The IRS has voluntary disclosure programs that allow taxpayers to come forward and admit to their bad decisions and/or mistakes. The disclosure programs include those that reduce criminal risks and others that potentially reduce penalties. The IRS has announced a second Employee Retention Credit (ERC) Voluntary Disclosure Program for 2021 tax periods that is open through November 22, 2024. The first disclosure program ended in March, there were more than 2,600 applications from ERC recipients that disclosed $1.09 billion worth or credits. The IRS has announced that it will soon mail up to 30,000 letters to taxpayers in an effort to recapture another $1 billion in improper ERC claims. The IRS has stated that “[t]he push by promoters flooded the IRS with questionable ERC claims, which clogged our systems and slowed work. We recognize well-meaning businesses are caught up in this, and we are taking important steps to help them.”

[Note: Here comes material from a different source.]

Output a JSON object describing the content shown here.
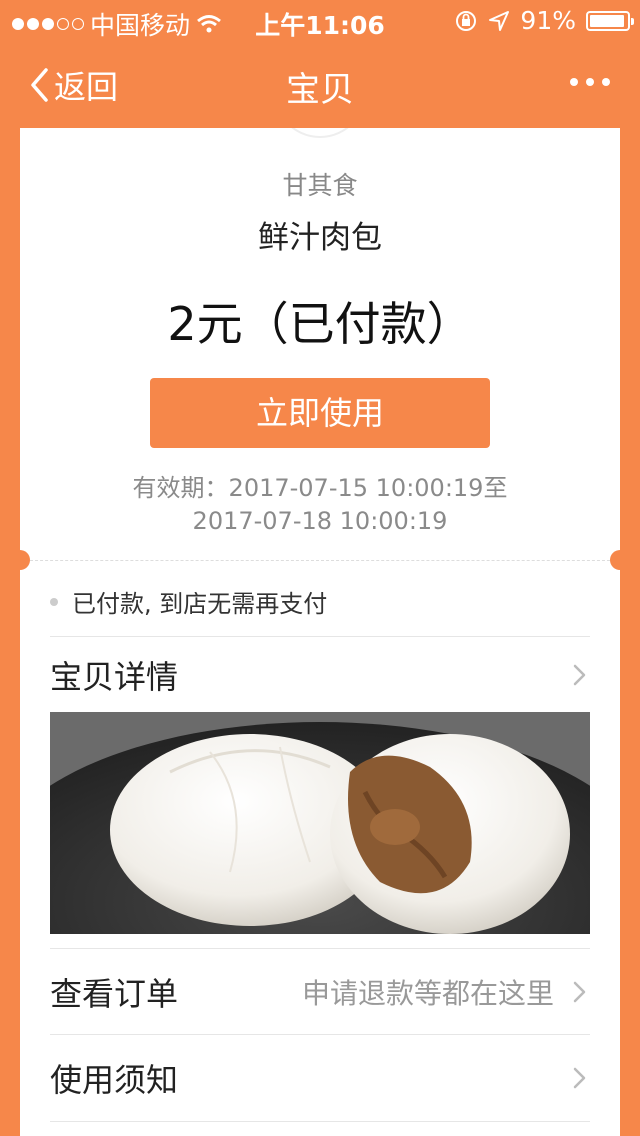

Why would taxpayers apply for the voluntary ERC disclosure program? a) The IRS is allowing qualifying taxpayers to repay only 85% of the ERC wrongly received as a credit or refund; b) Taxpayers don’t need to repay any interest received on their ERC refund; c) The IRS will not impose interest or penalties on the claimed ERC amount if taxpayers pay it in full by the time they file the signed closing agreement with the IRS.

Who can apply for the program? a) Taxpayers who claimed ERC on a 2021 employment tax return that has been processed and paid as a refund; b) Taxpayers who now believe that they were actually entitled to $0 tax credit; c) Taxpayers who are not under employment tax examination or criminal investigation by the IRS; d) Taxpayers who have not received a letter or notice from the IRS disallowing their ERC. Taxpayers should be aware that if they willfully claimed an ERC that is fraudulent, or if they assisted or conspired in such conduct, applying to the program will not exempt them from potential criminal investigation and prosecution.

How do taxpayers apply to the program? a)Prepare Forms 15434 and ERC-VDP; b) Have an authorized person sign the forms; c) Follow the steps set forth in the application package. The IRS will require a signed Form 2750 from all potentially responsible persons that extends the period for assessment of the trust fund penalty.

The IRS will review application packages and mail a letter indicating whether taxpayer’s application has been approved or rejected. If approved, the IRS will send a closing agreement. After the IRS receives the signed closing agreement, it will adjust taxpayer’s account to eliminate the ERC amount.